Hedge fund guru George Soros said the flight from the U.S. dollar as a reserve currency is "generating a bubble in commodities." In a conference call publicizing his upcoming book, "The New Paradigm for Financial Markets: The Credit Crisis of 2008 and What it Means," Soros cited dollar weakness and the rise in the cost of food as the setup for "the Double Jeopardy of recession and inflation."

"We probably are now in a recession in the United States," he intoned darkly.

Soros, who once turned the British pound on its ear, doesn't refrain from sampling the fruits of commodities himself once in a while. Soros referred to his Brazilian investments in ethanol production while taking a question on emerging economies. "Brazil is doing relatively well - one of the most prosperous economies," he said.

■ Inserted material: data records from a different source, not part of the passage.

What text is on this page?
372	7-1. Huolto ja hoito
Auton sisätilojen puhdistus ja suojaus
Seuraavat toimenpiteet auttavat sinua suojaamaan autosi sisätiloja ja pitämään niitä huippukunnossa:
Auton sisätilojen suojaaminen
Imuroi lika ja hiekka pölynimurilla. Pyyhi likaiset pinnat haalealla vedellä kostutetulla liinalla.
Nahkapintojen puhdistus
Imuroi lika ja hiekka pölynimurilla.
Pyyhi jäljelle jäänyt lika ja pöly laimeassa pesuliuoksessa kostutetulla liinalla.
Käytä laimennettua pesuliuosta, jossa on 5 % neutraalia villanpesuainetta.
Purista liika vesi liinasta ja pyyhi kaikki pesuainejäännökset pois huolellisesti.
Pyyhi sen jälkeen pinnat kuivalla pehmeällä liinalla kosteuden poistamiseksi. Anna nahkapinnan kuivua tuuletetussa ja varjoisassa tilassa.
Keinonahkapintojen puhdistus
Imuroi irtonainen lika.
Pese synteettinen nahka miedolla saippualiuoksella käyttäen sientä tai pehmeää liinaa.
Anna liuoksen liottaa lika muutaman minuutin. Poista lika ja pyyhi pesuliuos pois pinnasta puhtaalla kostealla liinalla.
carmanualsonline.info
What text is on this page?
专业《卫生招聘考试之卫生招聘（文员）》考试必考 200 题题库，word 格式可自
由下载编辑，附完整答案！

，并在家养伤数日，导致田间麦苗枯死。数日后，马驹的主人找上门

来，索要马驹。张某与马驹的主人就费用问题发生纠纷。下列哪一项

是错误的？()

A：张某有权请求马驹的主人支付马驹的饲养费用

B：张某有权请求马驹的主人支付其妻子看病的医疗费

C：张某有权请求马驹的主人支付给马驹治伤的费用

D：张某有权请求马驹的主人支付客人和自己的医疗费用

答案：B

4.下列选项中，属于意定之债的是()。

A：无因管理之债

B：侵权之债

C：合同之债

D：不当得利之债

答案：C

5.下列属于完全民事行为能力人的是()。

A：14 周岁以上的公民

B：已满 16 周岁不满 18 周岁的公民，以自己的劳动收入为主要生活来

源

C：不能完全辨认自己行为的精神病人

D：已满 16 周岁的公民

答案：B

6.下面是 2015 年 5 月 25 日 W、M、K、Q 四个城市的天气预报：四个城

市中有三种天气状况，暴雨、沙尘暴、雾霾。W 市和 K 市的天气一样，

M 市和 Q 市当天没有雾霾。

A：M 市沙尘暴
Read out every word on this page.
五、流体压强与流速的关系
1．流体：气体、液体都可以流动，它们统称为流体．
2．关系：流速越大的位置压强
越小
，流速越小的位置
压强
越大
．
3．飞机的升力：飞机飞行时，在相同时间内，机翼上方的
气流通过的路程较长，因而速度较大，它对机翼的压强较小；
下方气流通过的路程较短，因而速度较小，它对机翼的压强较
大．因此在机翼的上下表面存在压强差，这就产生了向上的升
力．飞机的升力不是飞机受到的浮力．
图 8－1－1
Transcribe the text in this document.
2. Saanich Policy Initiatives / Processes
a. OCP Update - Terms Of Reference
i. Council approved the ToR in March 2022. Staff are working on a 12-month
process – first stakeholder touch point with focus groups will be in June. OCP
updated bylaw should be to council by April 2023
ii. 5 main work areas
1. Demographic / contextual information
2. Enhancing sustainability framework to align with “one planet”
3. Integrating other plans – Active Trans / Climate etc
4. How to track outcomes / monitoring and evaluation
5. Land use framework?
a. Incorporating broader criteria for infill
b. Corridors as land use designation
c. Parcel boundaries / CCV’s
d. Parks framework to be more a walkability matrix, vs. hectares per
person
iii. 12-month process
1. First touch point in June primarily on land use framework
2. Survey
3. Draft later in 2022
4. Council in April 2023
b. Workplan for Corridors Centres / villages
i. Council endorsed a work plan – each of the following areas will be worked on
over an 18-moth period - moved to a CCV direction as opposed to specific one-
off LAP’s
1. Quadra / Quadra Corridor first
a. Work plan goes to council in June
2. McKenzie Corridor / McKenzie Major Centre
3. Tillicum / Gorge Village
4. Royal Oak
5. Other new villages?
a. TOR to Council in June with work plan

The Hungarian-born financier explores a favorite theory of his in the new book - that it is human nature to ignore uncertainty. Markets have refused to acknowledge uncertainty in recent years, Soros claims. The oft-cited tendency of markets to move to equilibrium, punctuated by random deviations, is a misconception in Soros' view. "Deviations are not random ... cannot be self-corrected and are eventually self-defeating." Hence, the paradigm is wrong.

Soros told HAI: "There has been increased speculation in commodities, which has become an important asset class for institutional investors, who've contributed to the rise in prices. That's not the only reason, of course, that oil is at $108 and food prices have gone up. ... There is a lot of talk of raising margin requirements and I think that would be a very wise move. It wouldn't seriously reduce prices, but it would have some moderating effect.

"But for the rest ... the idea that all this financial turmoil is occurring and will not affect the real economy is an untenable idea."

Soros zeroed in on leveraged investments. "Hedge funds need to be regulated. Everyone who uses leverage needs to be subject to regulation. Financial authorities so far have not accepted the responsibility to control asset bubbles," he declared.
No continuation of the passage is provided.